Alphabet generates most of its revenue from Google’s advertising services, but the rest of its revenue comes primarily from Google’s subscription services, its cloud infrastructure platform and its sales of hardware products. Most of its recent growth has been fueled by YouTube ads, the expansion of Google Cloud and the growing number of paid subscriptions on YouTube Premium, YouTube Music and Google One.

Which company is growing the fastest?

Over the past four years, Alphabet has grown much more slowly than The Trade Desk.

Business

2020

2021

2022

2023

Trade Desk Revenue Growth

26%

43%

32%

23%

Alphabet’s revenue growth

13%

41%

10%

9%

Data source: Company earnings reports.

Alphabet faced a steeper slowdown than The Trade Desk during the pandemic as its mobile and desktop advertisers bought fewer ads. Meanwhile, The Trade Desk’s CTV business thrived as people stayed home and watched more ad-supported streaming videos.

The Trade Desk also continued to grow faster than Alphabet in 2022 and 2023, even as macroeconomic headwinds caused many companies to limit their advertising spending. Once again, its exposure to the higher-growth CTV and retail media markets offset its slower growth in the desktop and mobile advertising markets. Alphabet also struggled to maintain YouTube’s advertising momentum as it faced stiffer competition from ByteDance’s TikTok and Meta’s Instagram Reels in the short-video market, while its advertising engine main search was facing tougher AI-powered challengers like MicrosoftIt is (NASDAQ:MSFT) Bing and OpenAI’s SearchGPT.

Which advertising stock is the most advantageous?

From 2023 to 2026, analysts expect The Trade Desk’s revenue and EPS to grow at a compound annual growth rate (CAGR) of 22% and 62%, respectively. They expect Alphabet’s revenue to grow at a CAGR of 12% while its EPS grows at a CAGR of 21%.

Based on these expectations, The Trade Desk stock still looks expensive, at 20 times next year’s sales and 116 times forward earnings. Alphabet looks much cheaper, with revenue 6 times higher than next year and forecast profit 20 times higher.

However, Alphabet’s valuations are being squeezed by the US Department of Justice’s (DOJ) antitrust lawsuit, which could force it to split or sale some of its most valuable assets. An unfavorable outcome in this case could force analysts to moderate their estimates for Alphabet – so it might be too early to say its stock is undervalued. Yet it’s also difficult to justify going all-in on The Trade Desk at current valuations.

Best Buy: Alphabet

The Trade Desk is a high-growth stock, but its shares are simply too bullish. At these valuations, a single lackluster quarter could easily sink its stock. As for Alphabet, the market seems too pessimistic about its future. The DOJ will remain a thorn in its side, but it still has plenty of ways to expand into the high-growth markets of digital advertising, digital media, cloud and AI.

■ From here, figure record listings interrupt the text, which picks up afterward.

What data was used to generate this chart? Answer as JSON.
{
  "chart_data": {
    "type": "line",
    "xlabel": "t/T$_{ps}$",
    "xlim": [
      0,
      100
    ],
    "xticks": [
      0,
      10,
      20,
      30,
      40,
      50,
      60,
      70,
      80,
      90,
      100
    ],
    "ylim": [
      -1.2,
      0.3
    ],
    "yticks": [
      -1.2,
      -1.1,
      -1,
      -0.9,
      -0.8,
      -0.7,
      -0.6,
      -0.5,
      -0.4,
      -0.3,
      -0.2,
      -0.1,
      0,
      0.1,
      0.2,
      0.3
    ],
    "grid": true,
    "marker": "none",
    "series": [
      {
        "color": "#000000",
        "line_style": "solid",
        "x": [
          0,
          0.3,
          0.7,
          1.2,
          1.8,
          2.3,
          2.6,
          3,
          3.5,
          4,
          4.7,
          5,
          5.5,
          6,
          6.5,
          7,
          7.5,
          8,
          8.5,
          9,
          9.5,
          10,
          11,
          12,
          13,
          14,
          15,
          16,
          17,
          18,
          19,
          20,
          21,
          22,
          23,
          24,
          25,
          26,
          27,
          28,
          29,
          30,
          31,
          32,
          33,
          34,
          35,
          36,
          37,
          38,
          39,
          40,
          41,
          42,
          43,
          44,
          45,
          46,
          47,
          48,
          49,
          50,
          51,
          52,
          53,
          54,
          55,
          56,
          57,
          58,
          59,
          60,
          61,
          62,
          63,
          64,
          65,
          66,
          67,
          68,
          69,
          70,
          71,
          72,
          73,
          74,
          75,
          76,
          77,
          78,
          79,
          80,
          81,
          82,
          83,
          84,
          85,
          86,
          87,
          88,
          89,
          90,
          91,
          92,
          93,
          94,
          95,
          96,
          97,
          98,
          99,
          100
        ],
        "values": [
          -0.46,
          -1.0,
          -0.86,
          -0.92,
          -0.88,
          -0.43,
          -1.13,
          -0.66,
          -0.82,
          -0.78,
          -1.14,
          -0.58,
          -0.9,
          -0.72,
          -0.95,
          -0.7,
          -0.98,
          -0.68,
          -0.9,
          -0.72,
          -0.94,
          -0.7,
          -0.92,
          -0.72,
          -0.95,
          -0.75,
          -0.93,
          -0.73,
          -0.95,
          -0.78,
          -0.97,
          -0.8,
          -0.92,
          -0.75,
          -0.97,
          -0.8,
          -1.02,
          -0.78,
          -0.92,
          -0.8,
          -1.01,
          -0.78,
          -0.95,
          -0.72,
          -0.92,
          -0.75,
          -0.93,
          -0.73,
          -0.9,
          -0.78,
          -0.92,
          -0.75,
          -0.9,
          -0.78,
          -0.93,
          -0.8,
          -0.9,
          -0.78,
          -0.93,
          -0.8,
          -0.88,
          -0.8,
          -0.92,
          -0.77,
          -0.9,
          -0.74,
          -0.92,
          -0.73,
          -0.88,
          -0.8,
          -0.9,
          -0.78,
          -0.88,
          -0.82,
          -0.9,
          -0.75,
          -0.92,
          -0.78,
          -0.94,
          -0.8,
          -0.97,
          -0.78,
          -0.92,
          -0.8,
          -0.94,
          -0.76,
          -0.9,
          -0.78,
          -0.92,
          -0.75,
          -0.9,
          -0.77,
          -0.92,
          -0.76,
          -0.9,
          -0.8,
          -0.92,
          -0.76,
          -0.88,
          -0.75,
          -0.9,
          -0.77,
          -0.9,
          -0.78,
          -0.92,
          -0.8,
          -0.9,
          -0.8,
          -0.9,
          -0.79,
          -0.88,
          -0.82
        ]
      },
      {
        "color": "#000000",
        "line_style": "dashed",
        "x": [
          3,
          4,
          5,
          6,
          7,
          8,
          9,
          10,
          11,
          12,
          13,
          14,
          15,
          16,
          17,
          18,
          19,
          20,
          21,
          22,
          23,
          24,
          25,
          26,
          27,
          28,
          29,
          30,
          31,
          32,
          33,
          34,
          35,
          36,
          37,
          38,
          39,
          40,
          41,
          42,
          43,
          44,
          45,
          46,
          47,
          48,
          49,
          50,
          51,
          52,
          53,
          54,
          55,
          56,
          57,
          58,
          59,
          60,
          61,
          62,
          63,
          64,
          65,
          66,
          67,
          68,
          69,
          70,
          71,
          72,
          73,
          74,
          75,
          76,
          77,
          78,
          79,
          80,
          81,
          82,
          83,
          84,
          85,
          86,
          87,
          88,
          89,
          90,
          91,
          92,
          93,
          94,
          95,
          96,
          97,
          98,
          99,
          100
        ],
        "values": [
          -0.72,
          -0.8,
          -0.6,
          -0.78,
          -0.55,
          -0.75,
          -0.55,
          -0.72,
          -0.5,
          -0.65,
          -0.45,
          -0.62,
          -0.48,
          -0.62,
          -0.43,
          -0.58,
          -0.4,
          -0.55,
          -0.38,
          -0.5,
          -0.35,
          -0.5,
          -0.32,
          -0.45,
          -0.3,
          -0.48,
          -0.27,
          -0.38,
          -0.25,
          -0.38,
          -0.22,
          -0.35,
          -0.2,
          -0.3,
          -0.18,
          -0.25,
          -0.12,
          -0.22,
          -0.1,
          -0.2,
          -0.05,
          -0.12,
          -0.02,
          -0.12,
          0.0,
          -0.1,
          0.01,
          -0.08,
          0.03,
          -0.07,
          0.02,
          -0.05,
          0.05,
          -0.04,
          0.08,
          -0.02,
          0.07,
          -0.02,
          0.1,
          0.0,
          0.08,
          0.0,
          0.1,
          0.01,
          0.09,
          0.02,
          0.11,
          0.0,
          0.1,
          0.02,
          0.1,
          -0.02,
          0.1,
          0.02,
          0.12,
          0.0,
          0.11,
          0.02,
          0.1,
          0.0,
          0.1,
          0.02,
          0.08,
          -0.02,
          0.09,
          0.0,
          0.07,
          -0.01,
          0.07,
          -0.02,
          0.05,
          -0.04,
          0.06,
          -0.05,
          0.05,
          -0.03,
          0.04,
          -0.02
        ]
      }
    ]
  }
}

So if you think Alphabet can overcome these short-term headwinds and continue to grow, it might make more sense to buy its out-of-favor stocks and wait for The Trade Desk valuations to cool down.

Suzanne Frey, an executive at Alphabet, is a member of The Motley Fool’s board of directors. Randi Zuckerberg, former director of market development and spokesperson for Facebook and sister of Meta Platforms CEO Mark Zuckerberg, is a member of The Motley Fool’s board of directors. Leo Sun has positions in meta-platforms. The Motley Fool holds positions and recommends Alphabet, Meta Platforms, Microsoft and The Trade Desk. The Motley Fool recommends the following options: long January 2026 $395 calls on Microsoft and short January 2026 $405 calls on Microsoft. The Motley Fool has a disclosure policy.